Before context: After context:
Campaigns Interactions
Targeting Engaging
Customer segmentation Customer recognition
Media schedules Customer moments
Messages Utility
Transactions Value exchange
GRPs and CMPs Minutes of engagement
“Campaigns aren’t dead,” Warner said, “but marketers need to launch interactions. Don’t just close the deal, customers are looking for a value exchange…. It’s all about making the most of the moments you have with customers.”
The technology that underlies this? According to Warner, it’s a contextual marketing engine. Unfortunately, marketers can’t just buy one and plug it in.
“Contextual marketing remains aspirational,” Warner said. “Marketers are mostly kidding themselves about the capabilities they have.”
According to Forrester, 63% of marketers surveyed say their current tech portfolio is too complex and 55% say they have redundancies in technologies.
Enter the enterprise marketing software suite (EMSS) to help address all this. An EMSS, Warner said, helps marketers to:
· Understand customers across their lifecycle
· Improve marketing campaign effectiveness
· Enable more coherent marketing planning
It’s all about the data (integration)
When marketers look for EMSS, they usually start with customer data management and cross-channel campaign management capabilities, Warner said, noting that 88% of marketers surveyed chose an EMSS based on its ability to provide multiple capabilities as part of a single suite. But all is not rosy.
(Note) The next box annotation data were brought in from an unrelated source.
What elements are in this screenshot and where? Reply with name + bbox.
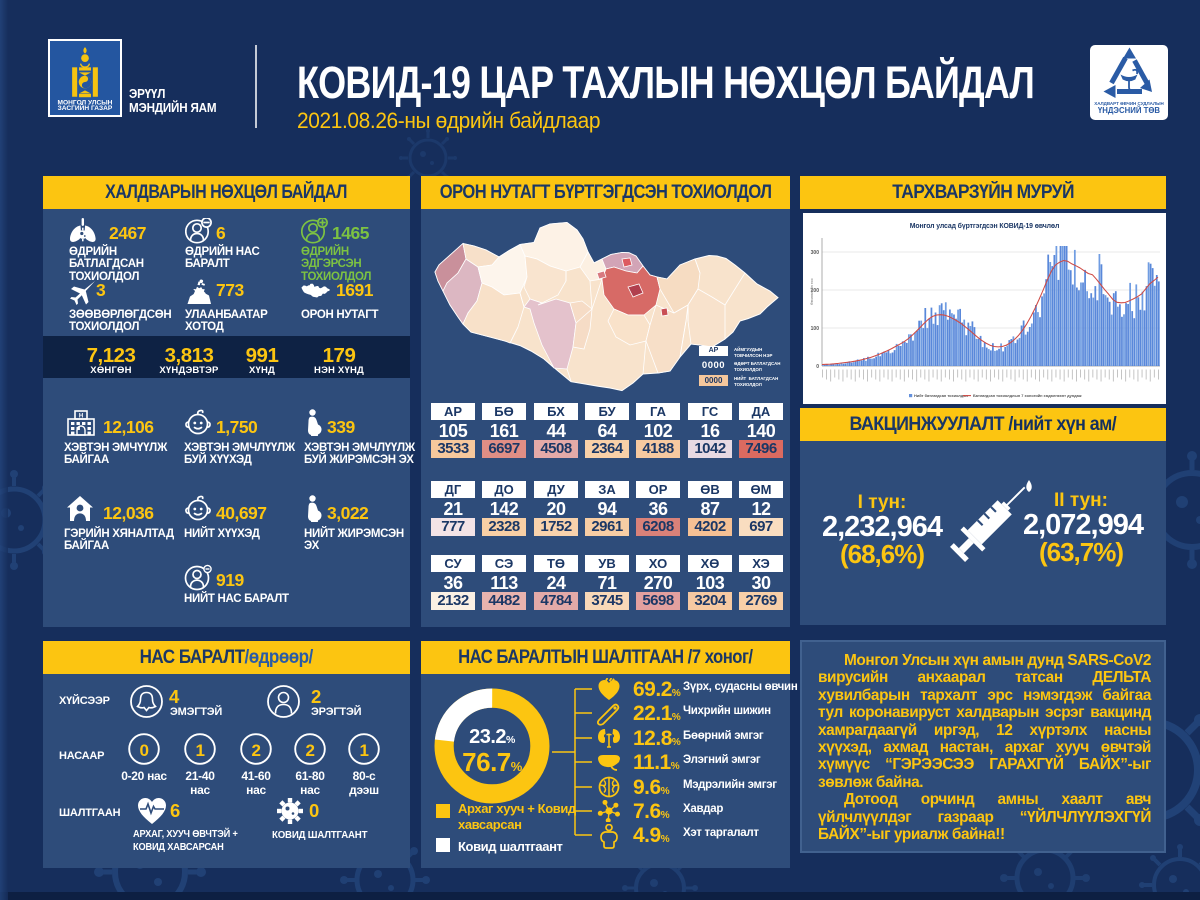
- svg-text:МОНГОЛ УЛСЫН: МОНГОЛ УЛСЫН: [58, 100, 113, 107]
- svg-text:0: 0: [816, 364, 819, 370]
- svg-text:Батлагдсан тохиолдлын 7 хоноги: Батлагдсан тохиолдлын 7 хоногийн хөдөлгө…: [973, 393, 1082, 398]
- svg-text:Нийт батлагдсан тохиолдол: Нийт батлагдсан тохиолдол: [914, 393, 969, 398]
- svg-text:100: 100: [811, 326, 820, 332]
- svg-text:Н: Н: [79, 414, 83, 420]
- svg-text:300: 300: [811, 250, 820, 256]
- svg-text:ҮНДЭСНИЙ ТӨВ: ҮНДЭСНИЙ ТӨВ: [1098, 106, 1161, 115]
- svg-text:Өвчлөлийн тоо: Өвчлөлийн тоо: [810, 278, 814, 305]
- svg-text:ХАЛДВАРТ ӨВЧИН СУДЛАЛЫН: ХАЛДВАРТ ӨВЧИН СУДЛАЛЫН: [1094, 101, 1164, 106]
- svg-text:200: 200: [811, 288, 820, 294]
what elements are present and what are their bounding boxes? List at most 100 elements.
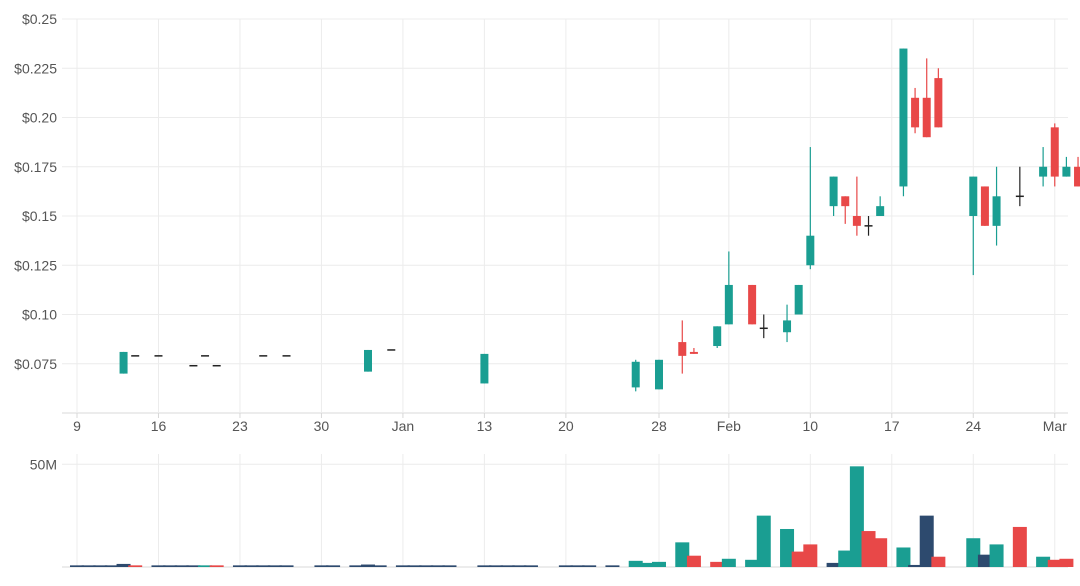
- candle: [655, 359, 663, 390]
- y-tick-label: $0.125: [14, 257, 57, 273]
- candle: [1074, 156, 1080, 187]
- x-tick-label: 30: [314, 418, 330, 434]
- x-tick-label: Feb: [717, 418, 741, 434]
- volume-bar: [174, 565, 189, 567]
- volume-bar: [198, 565, 213, 567]
- y-tick-label: $0.075: [14, 356, 57, 372]
- volume-y-tick-label: 50M: [30, 456, 57, 472]
- candlesticks: [119, 48, 1080, 392]
- candle-body: [689, 351, 698, 354]
- x-tick-label: 24: [965, 418, 981, 434]
- candle: [748, 284, 757, 325]
- volume-bar: [489, 565, 504, 567]
- volume-bar: [372, 565, 387, 567]
- x-tick-label: 23: [232, 418, 248, 434]
- volume-bar: [209, 565, 224, 567]
- candle-body: [1074, 166, 1080, 187]
- volume-bar: [989, 544, 1004, 567]
- volume-bar: [81, 565, 96, 567]
- volume-bar: [873, 538, 888, 567]
- candle: [1039, 147, 1048, 187]
- candle-body: [992, 196, 1001, 226]
- candle-body: [969, 176, 978, 216]
- volume-bar: [104, 565, 119, 567]
- y-tick-label: $0.225: [14, 60, 57, 76]
- candle-body: [934, 78, 943, 128]
- y-tick-label: $0.25: [22, 11, 57, 27]
- candle: [119, 351, 128, 374]
- volume-bar: [652, 561, 666, 567]
- y-tick-label: $0.15: [22, 208, 57, 224]
- candle: [934, 68, 943, 128]
- candle: [864, 216, 873, 236]
- candle: [759, 314, 768, 339]
- candle: [1062, 156, 1071, 177]
- candle: [876, 196, 885, 216]
- volume-bar: [419, 565, 434, 567]
- volume-bar: [861, 531, 876, 567]
- volume-bar: [791, 551, 806, 567]
- candle: [980, 186, 989, 226]
- volume-bar: [605, 565, 620, 567]
- x-tick-label: 13: [477, 418, 493, 434]
- candle-body: [1050, 127, 1059, 177]
- volume-bar: [1012, 526, 1027, 567]
- candle-body: [724, 284, 733, 325]
- candle-body: [841, 196, 850, 207]
- volume-bar: [256, 565, 271, 567]
- candle: [1015, 166, 1024, 207]
- candle: [678, 320, 687, 374]
- volume-bar: [896, 547, 911, 567]
- volume-bar: [128, 565, 143, 567]
- candle: [480, 353, 489, 384]
- candle: [911, 87, 920, 134]
- candle-body: [806, 235, 815, 266]
- volume-bar: [395, 565, 410, 567]
- volume-bar: [186, 565, 201, 567]
- volume-bar: [151, 565, 166, 567]
- candle: [992, 166, 1001, 246]
- volume-bar: [407, 565, 422, 567]
- volume-bar: [326, 565, 341, 567]
- candle: [852, 176, 861, 236]
- volume-bar: [803, 544, 818, 567]
- candle-body: [852, 216, 861, 226]
- volume-bar: [756, 515, 771, 567]
- x-tick-label: 16: [151, 418, 167, 434]
- candle-body: [829, 176, 838, 207]
- volume-bar: [349, 565, 364, 567]
- candle: [841, 196, 850, 224]
- volume-bar: [977, 554, 992, 567]
- volume-bar: [966, 538, 981, 567]
- candle-body: [899, 48, 908, 187]
- volume-bar: [430, 565, 445, 567]
- volume-bar: [675, 542, 690, 567]
- candle-body: [922, 97, 931, 138]
- candle-body: [713, 326, 722, 347]
- volume-bar: [442, 565, 457, 567]
- volume-bar: [838, 550, 853, 567]
- volume-bar: [570, 565, 585, 567]
- candle: [724, 251, 733, 325]
- candle: [631, 359, 640, 392]
- volume-bar: [826, 562, 841, 567]
- x-tick-label: Jan: [392, 418, 415, 434]
- candle-body: [364, 349, 372, 372]
- candle-body: [911, 97, 920, 128]
- candle-body: [119, 351, 128, 374]
- y-tick-label: $0.175: [14, 159, 57, 175]
- volume-bar: [512, 565, 527, 567]
- candle-body: [783, 320, 792, 333]
- candle: [364, 349, 372, 372]
- candle: [806, 147, 815, 270]
- candle: [829, 176, 838, 216]
- volume-bar: [267, 565, 282, 567]
- volume-bar: [314, 565, 329, 567]
- volume-bar: [163, 565, 178, 567]
- volume-bar: [244, 565, 259, 567]
- volume-bar: [93, 565, 108, 567]
- volume-bar: [919, 515, 934, 567]
- candle-body: [980, 186, 989, 226]
- volume-bar: [582, 565, 597, 567]
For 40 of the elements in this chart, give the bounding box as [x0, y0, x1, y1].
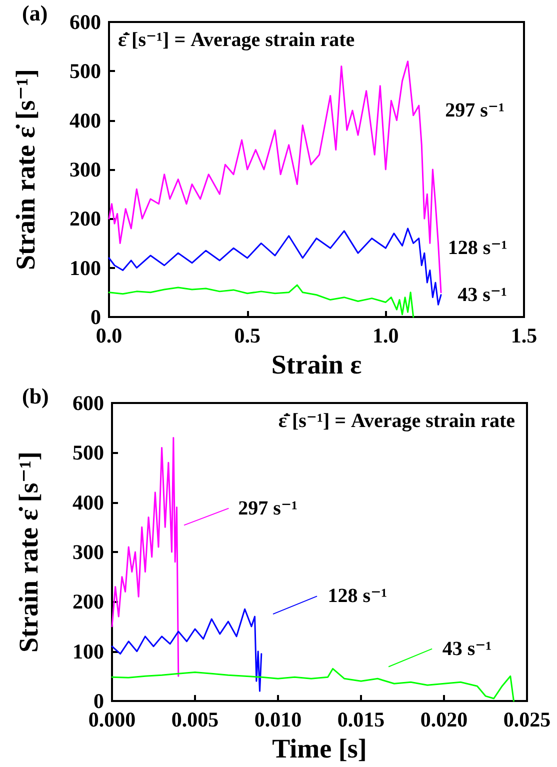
line-series [108, 228, 442, 306]
series-label: 128 s⁻¹ [448, 237, 508, 260]
y-tick-label: 200 [70, 206, 101, 231]
y-tick-label: 400 [70, 108, 101, 132]
line-series [111, 608, 262, 692]
x-tick-label: 1.5 [510, 324, 538, 348]
y-tick-label: 500 [72, 440, 104, 465]
y-tick-label: 300 [70, 158, 101, 182]
x-axis-title: Time [s] [272, 734, 367, 764]
y-tick-label: 100 [72, 639, 104, 664]
legend-label: 43 s⁻¹ [442, 638, 492, 660]
x-tick-label: 0.020 [420, 708, 468, 732]
y-tick-label: 500 [70, 59, 101, 84]
series-label: 297 s⁻¹ [445, 100, 504, 122]
x-tick-label: 1.0 [372, 324, 399, 348]
line-series [108, 60, 442, 294]
y-tick-label: 200 [72, 590, 104, 614]
x-tick-label: 0.015 [337, 708, 385, 732]
x-tick-label: 0.5 [234, 324, 260, 348]
line-series [108, 284, 414, 318]
y-tick-label: 400 [72, 490, 104, 514]
text: 43 s⁻¹ [458, 284, 507, 306]
y-tick-label: 600 [72, 391, 104, 415]
y-tick-label: 600 [70, 10, 101, 34]
y-tick-label: 100 [70, 256, 101, 280]
x-tick-label: 0.025 [503, 708, 551, 732]
annotation: ε̇̄ [s⁻¹] = Average strain rate [278, 410, 516, 432]
x-axis-title: Strain ε [271, 350, 362, 380]
legend-label: 297 s⁻¹ [238, 497, 298, 520]
text: (b) [22, 384, 49, 408]
x-tick-label: 0.010 [254, 708, 302, 732]
y-axis-title: Strain rate ε̇ [s⁻¹] [14, 451, 44, 653]
text: (a) [22, 0, 48, 26]
legend-label: 128 s⁻¹ [328, 585, 388, 608]
x-tick-label: 0.005 [171, 708, 219, 732]
y-tick-label: 300 [72, 540, 104, 564]
y-axis-title: Strain rate ε̇ [s⁻¹] [10, 68, 40, 270]
annotation: ε̇̄ [s⁻¹] = Average strain rate [118, 29, 355, 51]
line-series [111, 437, 180, 677]
line-series [111, 668, 514, 702]
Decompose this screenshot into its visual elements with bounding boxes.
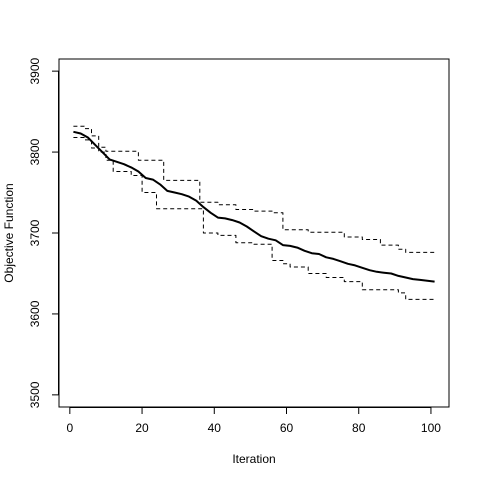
y-tick-label: 3700: [28, 219, 42, 246]
x-tick-label: 100: [421, 421, 441, 435]
plot-box: [58, 58, 450, 408]
y-tick-label: 3600: [28, 300, 42, 327]
x-tick-label: 40: [208, 421, 222, 435]
x-tick-label: 80: [352, 421, 366, 435]
x-tick-label: 0: [66, 421, 73, 435]
plot-marks: [73, 125, 435, 300]
y-tick-label: 3900: [28, 57, 42, 84]
x-tick-label: 20: [135, 421, 149, 435]
y-tick-label: 3800: [28, 138, 42, 165]
series-bound-line-1: [73, 125, 435, 253]
y-axis-title: Objective Function: [2, 183, 16, 282]
series-bound-line-2: [73, 137, 435, 300]
y-tick-label: 3500: [28, 381, 42, 408]
series-mean-line: [73, 130, 435, 283]
x-axis: 0 20 40 60 80 100: [66, 407, 441, 435]
x-tick-label: 60: [280, 421, 294, 435]
x-axis-title: Iteration: [232, 452, 275, 466]
y-axis: 3500 3600 3700 3800 3900: [28, 57, 59, 408]
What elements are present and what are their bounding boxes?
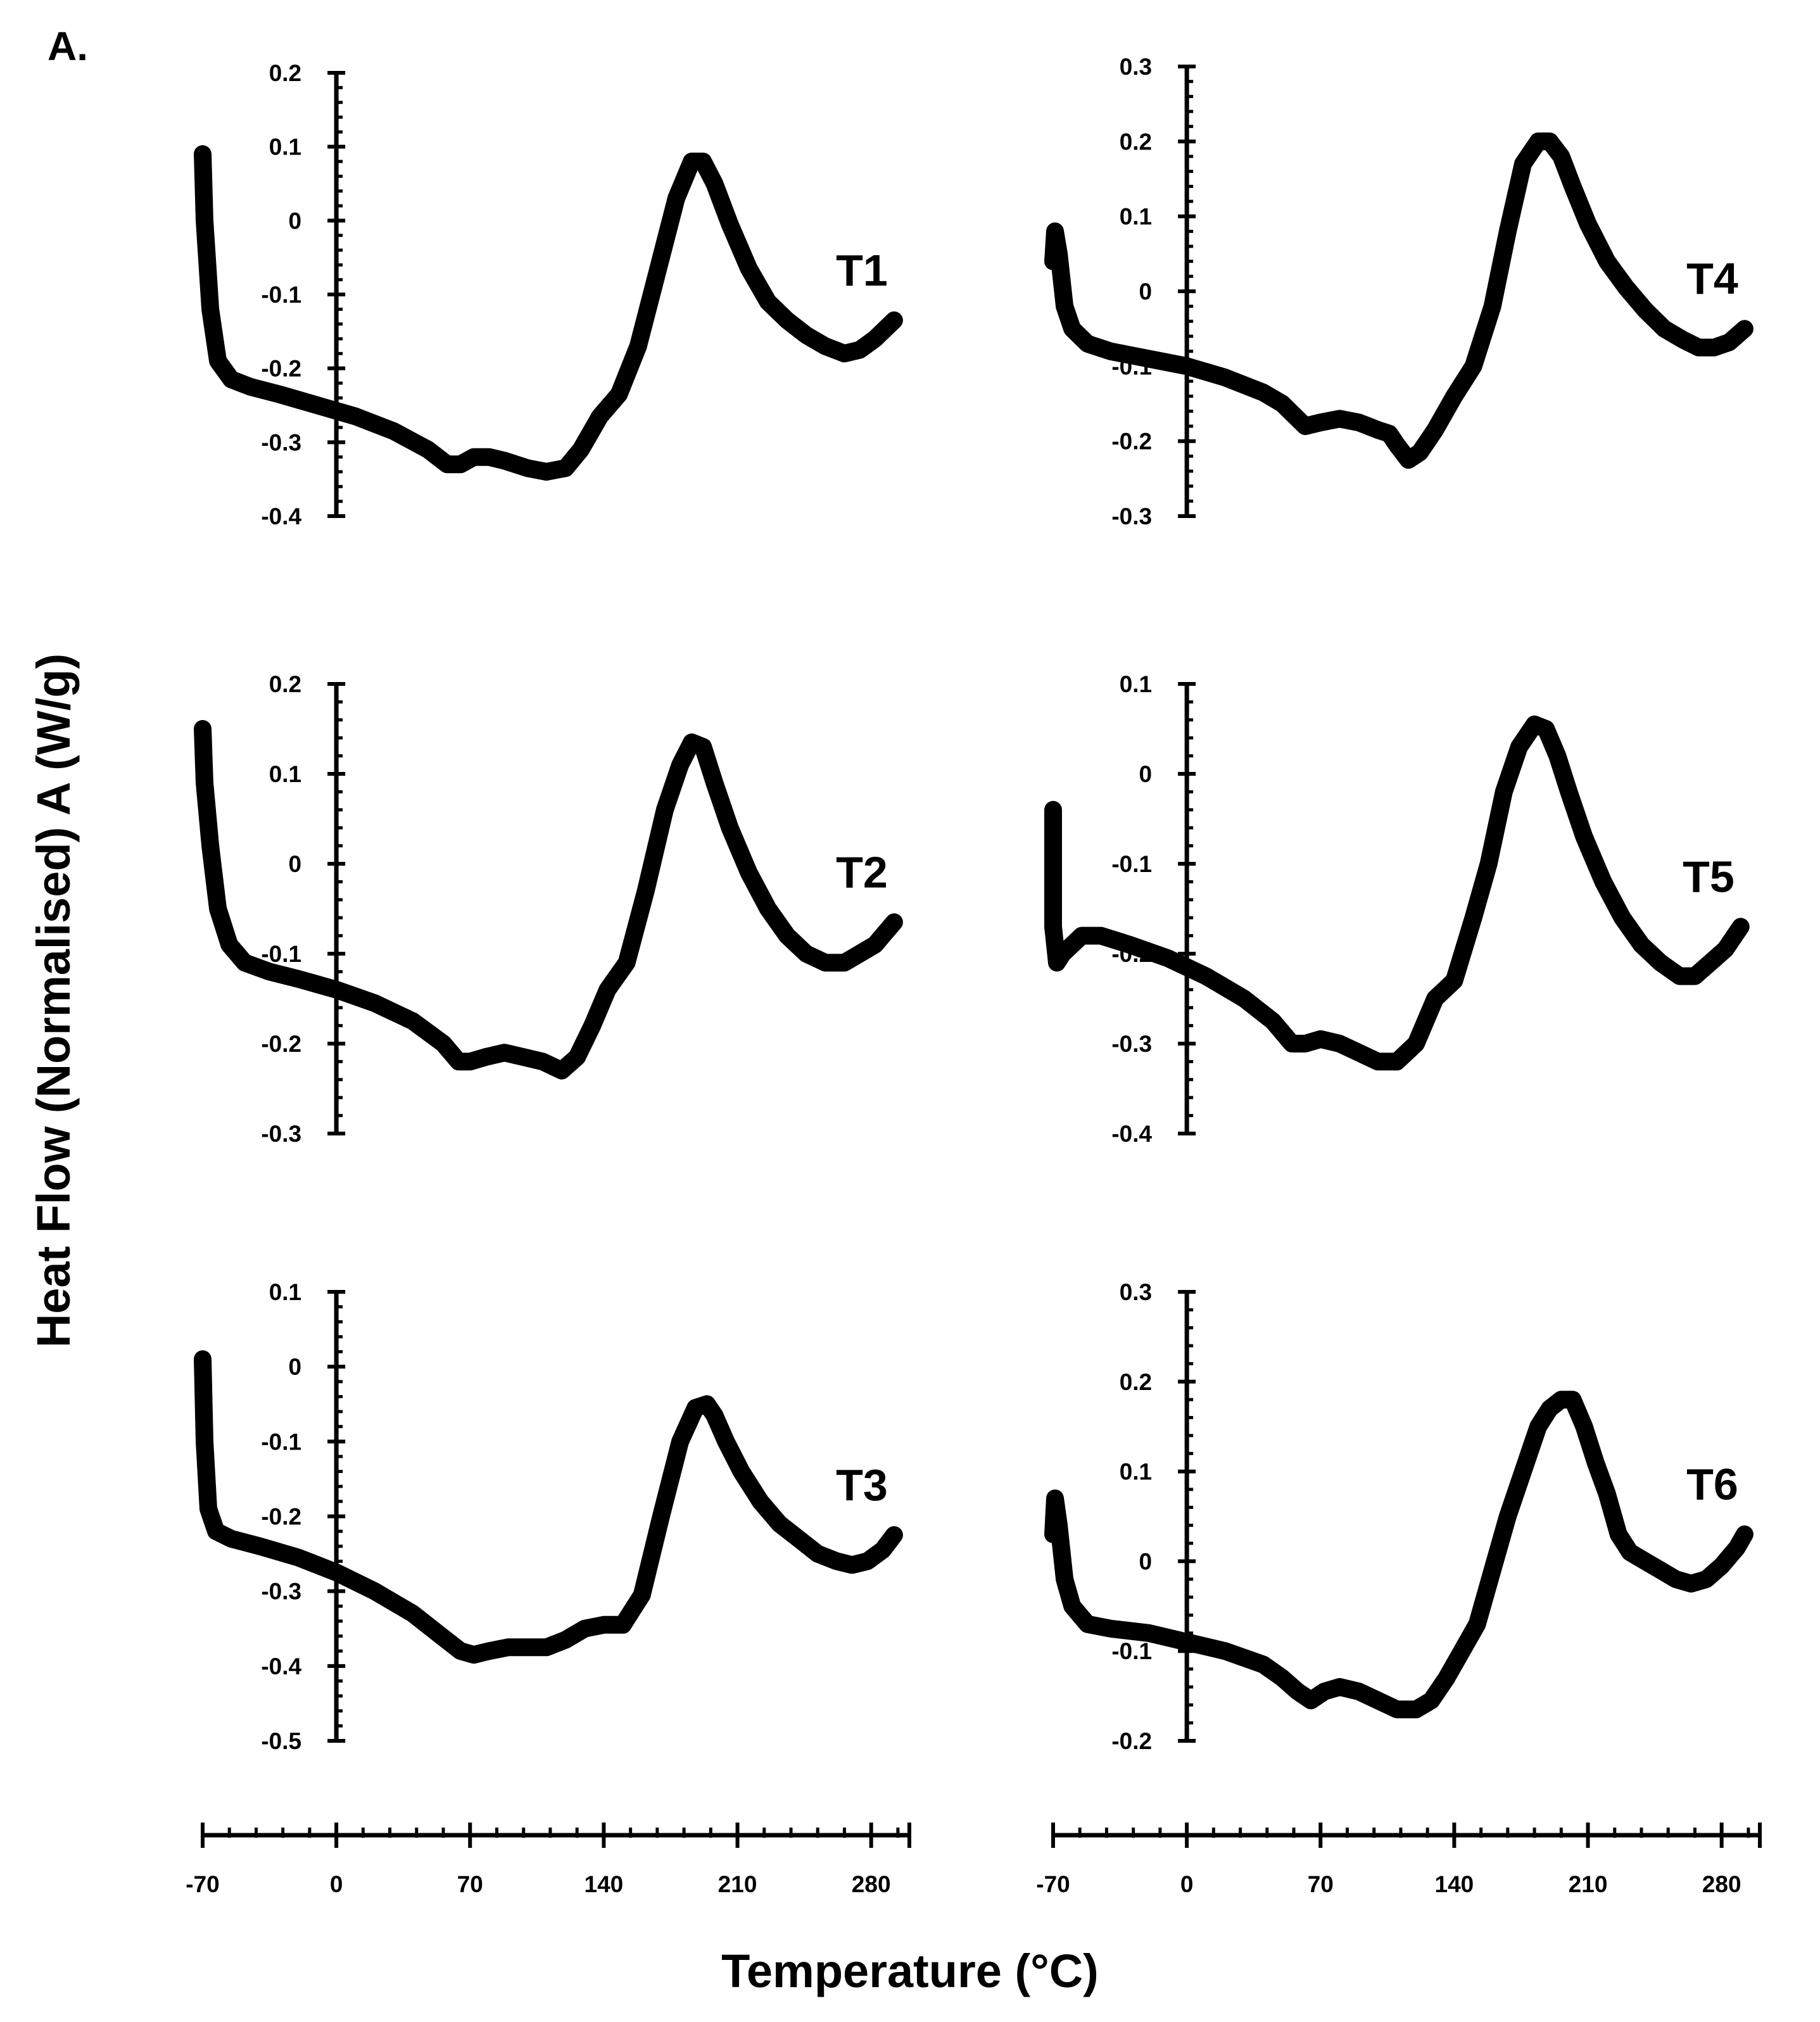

According to Warner, marketers see opportunities for improvement from EMSS providers in data integration and management capabilities, analytics, and business understanding. In fact, integration is a must for most marketers who use an EMSS. Consider the sentiment of marketers Forrester surveyed about EMSS:
78% say the ability to integrate is the most important feature
71% say integration with non-marketing technology is a priority
66% say best of breed is less important than the ability to integrate
“No one vendor provides a 100 percent complete solution,” Warner said. “So, prioritize customer data management and analytics; and then select campaign management or digital marketing based on your customer needs.”
Warner advised marketers to look at point solutions to complement core EMSS functionality. “Prioritize predictive analytics and digital intelligence…,” he recommended. “Then integrate channel-specific execution and personalization.” But most of all, he said, choose an EMSS for ease of integration.